Son intervention fut tonique. Karima Delli connaît bien le sujet.
Elle a d’ailleurs porté un rapport sur l’économie collaborative. « Aujourd’hui 60 % des dossiers numériques que l’on traite sont discutés dans la commission que je préside ». « La révolution numérique a totalement transformé nos modes de mobilité. Le législateur a besoin de regarder ce qui est en train de se passer pour essayer d’encadrer ce zapping en répondant aux besoins du citoyen tout en répondant aux défis du XXIe siècle » (défis environnementaux, écologiques, sociaux), en faisant en sorte que cette mobilité soit inclusive sans pour autant perdre nos valeurs de solidarité.
Pour une économie collaborative non prédatrice
Sandrino Graceffa, administrateur délégué de SMart Europe, a, de son côté, expliqué rapidement le projet SMart et les outils de mutualisation qui ont été développés par SMart à destination des travailleurs autonomes.
Il a notamment raconté la façon dont Smart a accompagné les délivreurs à vélo, lorsque ceux-ci se sont confrontés à un changement unilatéral des modes de rémunération de la part de la plate-forme Deliveroo.
Il a également évoqué certaines des propositions qu’il a énoncées dans le livre d’entretiens « Refaire le monde du travail – Une alternative à l’ubérisation de l’économie », publié aux Editions Repas, dans la collection de « Pratiques utopiques ».

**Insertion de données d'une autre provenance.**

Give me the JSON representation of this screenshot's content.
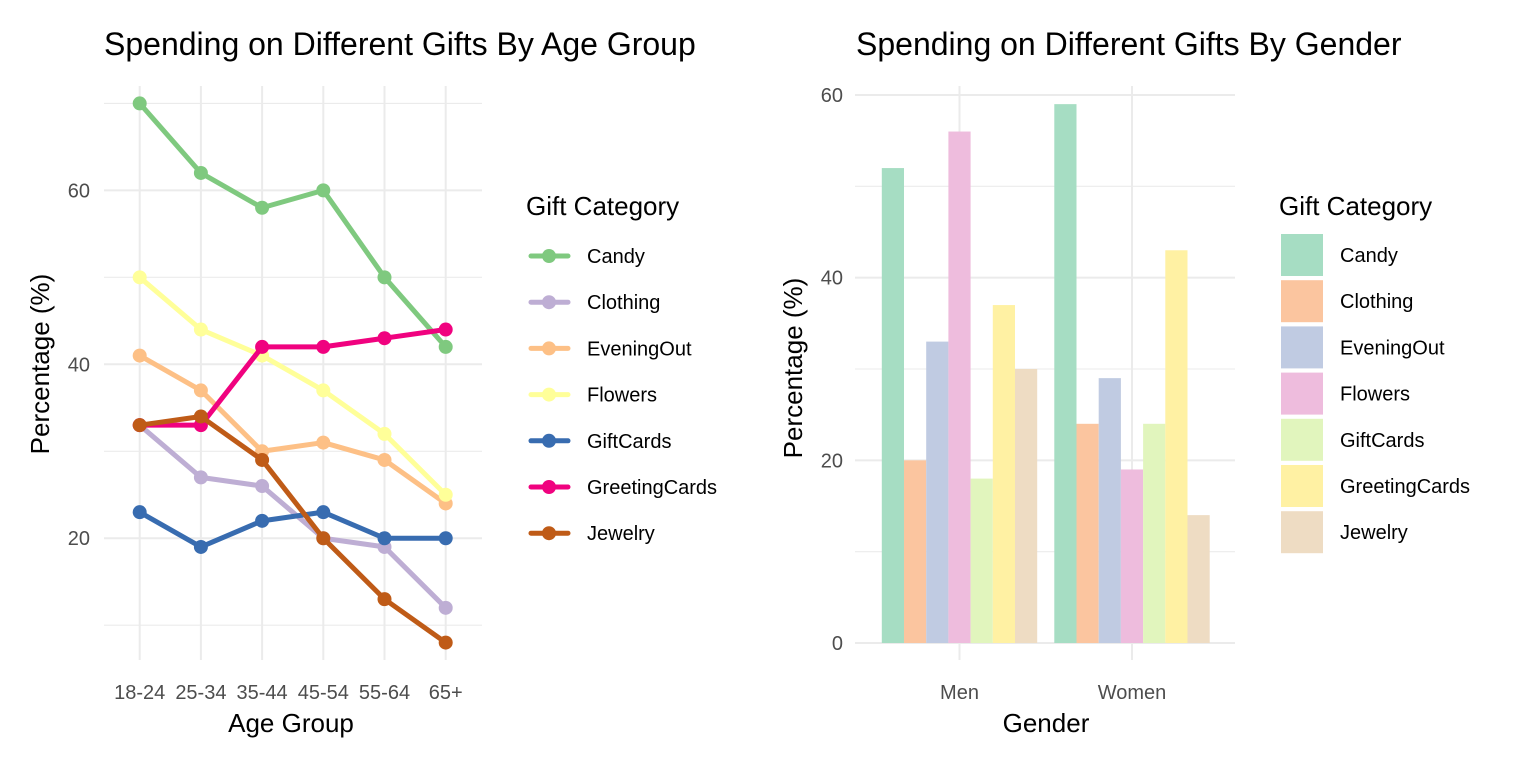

Ce livre est le fruit de ses réflexions inspirées par son parcours atypique de travailleur social, de dirigeant d’un cluster d’entreprises rassemblées aujourd’hui à la Grappe de la rue Gambetta à Lille, et aujourd’hui d’administrateur délégué d’un groupe européen. A la fin de cet ouvrage, il formule quatre propositions qui relèvent de l’innovation sociale « pour refaire le monde du travail » et dont l’une est intitulée « promouvoir une économie collaborative non prédatrice ». Il dénonça la bulle économique qui ne manquera pas d’éclater et que représentent ces plates-formes collaboratives qui sont très lucratives et qui visent à réduire au maximum le coût de la main d’œuvre. Il parie sur le fait que le consommateur prendra conscience de la nécessité de développer des plates-formes avec des modèles économiques moins prédateurs au service de la mutualisation et des projets, des plates-formes, plus soucieuses de développement local, de proximité, de solidarité et de gouvernance partagée.
Après la séquence d’échanges avec la salle et le mot de conclusion de Guy Thilliez, pour qui on en sait plus au sortir de cette conférence-débat qu’avant d’y entrer, une collation (préparée par Alexandra Tamiezan de Africanov) permit aux organisateurs, aux intervenants et aux participants de poursuivre encore les échanges.